Oggi alle 13,30 la Camera dei Deputati si riunirà di nuovo per l’esame della legge elettorale, affrontando innanzitutto le preliminari questioni di costituzionalità. Si tratta del risultato di un’accelerazione molto auspicata che deriva da un accordo pattuito tra le quattro forze politiche principali che si contenderanno le prossime elezioni: Pd, FI, Lega e M5S.
Le polemiche, com’è giusto in democrazia, non sono mancate e non cesseranno, sia da parte di chi come Angelino Alfano ha sollevato dubbi sulla legittimità costituzionale del progetto di legge e sia da parte di autorità istituzionali, come il presidente emerito della Repubblica Giorgio Napolitano, le quali hanno invece soprattutto contestato l’accordo di utilità che avrebbe ispirato il patto tra i maggiori partiti.

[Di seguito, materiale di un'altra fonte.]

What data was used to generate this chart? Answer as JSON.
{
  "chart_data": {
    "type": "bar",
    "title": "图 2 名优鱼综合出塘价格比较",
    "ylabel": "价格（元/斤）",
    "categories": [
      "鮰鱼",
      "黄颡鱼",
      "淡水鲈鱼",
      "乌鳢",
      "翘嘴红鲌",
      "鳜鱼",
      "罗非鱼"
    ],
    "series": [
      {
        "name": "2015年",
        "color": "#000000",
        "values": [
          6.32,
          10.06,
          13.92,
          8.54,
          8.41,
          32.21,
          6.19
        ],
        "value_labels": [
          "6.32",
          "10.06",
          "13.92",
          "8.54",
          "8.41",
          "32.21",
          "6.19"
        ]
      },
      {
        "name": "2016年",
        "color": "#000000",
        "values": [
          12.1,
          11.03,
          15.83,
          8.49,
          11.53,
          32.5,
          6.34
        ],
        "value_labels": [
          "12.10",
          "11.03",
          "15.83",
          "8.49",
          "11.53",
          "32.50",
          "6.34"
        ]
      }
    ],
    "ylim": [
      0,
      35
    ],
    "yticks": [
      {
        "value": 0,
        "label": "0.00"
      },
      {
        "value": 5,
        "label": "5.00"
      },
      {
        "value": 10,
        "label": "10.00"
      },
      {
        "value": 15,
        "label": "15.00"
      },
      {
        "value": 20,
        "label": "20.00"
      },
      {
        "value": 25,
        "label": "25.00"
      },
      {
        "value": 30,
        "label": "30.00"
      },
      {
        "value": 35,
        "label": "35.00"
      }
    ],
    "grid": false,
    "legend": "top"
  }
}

A scanso di equivoci, occorre subito osservare, cosa certamente non sfuggita a Napolitano, che la questione dell’eventuale ricorso anticipato alle urne è totalmente fuori argomento, perché riguarda infatti non la riforma in sé ma l’opportunità politica di andare avanti in ogni modo fino alla scadenza del mandato. Per cui, comunque la si pensi, è un bene che il Parlamento finalmente si decida a rendere possibile agli italiani andare a votare con una legge elettorale politica, chiara e condivisa, ovviamente quando sarà e quando Sergio Mattarella riterrà opportuno.
Il vero nodo, nondimeno, al di là del malcontento di questo o di quello, è il merito della legge che tenta una mediazione tra diversi interessi che hanno bloccato finora il processo di riforma, il quale prevede ora un combinato disposto tra proporzionale e maggioritario alla tedesca, in grado di garantire, di là dei difetti evidenti, sicuramente rappresentatività e governabilità.
Il punto positivo, a prescindere da ogni legittima valutazione critica, è stato bene espresso da Matteo Renzi, il quale ha dovuto rinunciare al suo innato istinto maggioritario per contentare i suoi interlocutori, in particolare Silvio Berlusconi, garantendosi così l’appoggio, sia pure a singhiozzo, persino del riluttante Beppe Grillo.
In questa fase politica vi sono due certezze: la prima è la positività di una riforma in comune e la seconda che, in un sistema perlomeno tripolare, resterà assicurata la possibilità di un’intesa parlamentare dopo le elezioni che permetta la formazione di una maggioranza al Paese, probabilmente frutto di una coalizione allargata. Gli italiani, d’altronde, votando No al referendum, hanno consapevolmente scelto il mantenimento della Repubblica Bicamerale, la quale vuole appunto che le maggioranze si formino in Parlamento. Appunto per questo le critiche mosse ieri anche da Romano Prodi e da Giuliano Pisapia, oltre che da Napolitano, non sembrano affatto persuasive, malgrado tutti i limiti presenti comunque in qualsiasi legge elettorale, com’è ovvio che sia.
Diverso è il discorso di Angelino Alfano. Il ministro degli Esteri, infatti, ha ragione ad essere politicamente deluso per un’alleanza con il centrosinistra che non sembra dargli adesso i risultati sperati. Il Centro Popolare parrebbe finire addirittura sacrificato sull’altare della larga coalizione voluta da Renzi con Berlusconi e Grillo. Nel merito si deve dire, tuttavia, obiettivamente che un sistema tripolare è già sufficientemente rappresentativo della pluralità da non richiedere un abbassamento dello sbarramento. E non è detto che un progetto centrista debba necessariamente rimanere al di sotto del 5 %. Una sostanziale semplificazione della parcellizzazione, insomma, rientra oggi nell’interesse del Paese, già ampiamente pluralista. Per cui occorre farsene una ragione anche con dolore.
Restano in campo così tante incognite e trappole che potrebbero fare arenare il cammino finale di questa riforma. Anche se è certo che siamo davanti all’ultima occasione utile della legislatura per apportare le modifiche necessarie richieste continuamente anche dal Capo dello Stato, senza le quali si voterebbe con la legge attualmente in vigore, uscita a seguito di un pronunciamento della Corte, disegnando un limbo molto preoccupante. Ovviamente qualsiasi ipotesi risulterebbe, invece, migliore di una malaugurata legge elettorale che fosse unilaterale, non condivisa e contestata all’indomani del voto dalle opposizioni, perché esclusivamente schiacciata sugli interessi di una singola parte.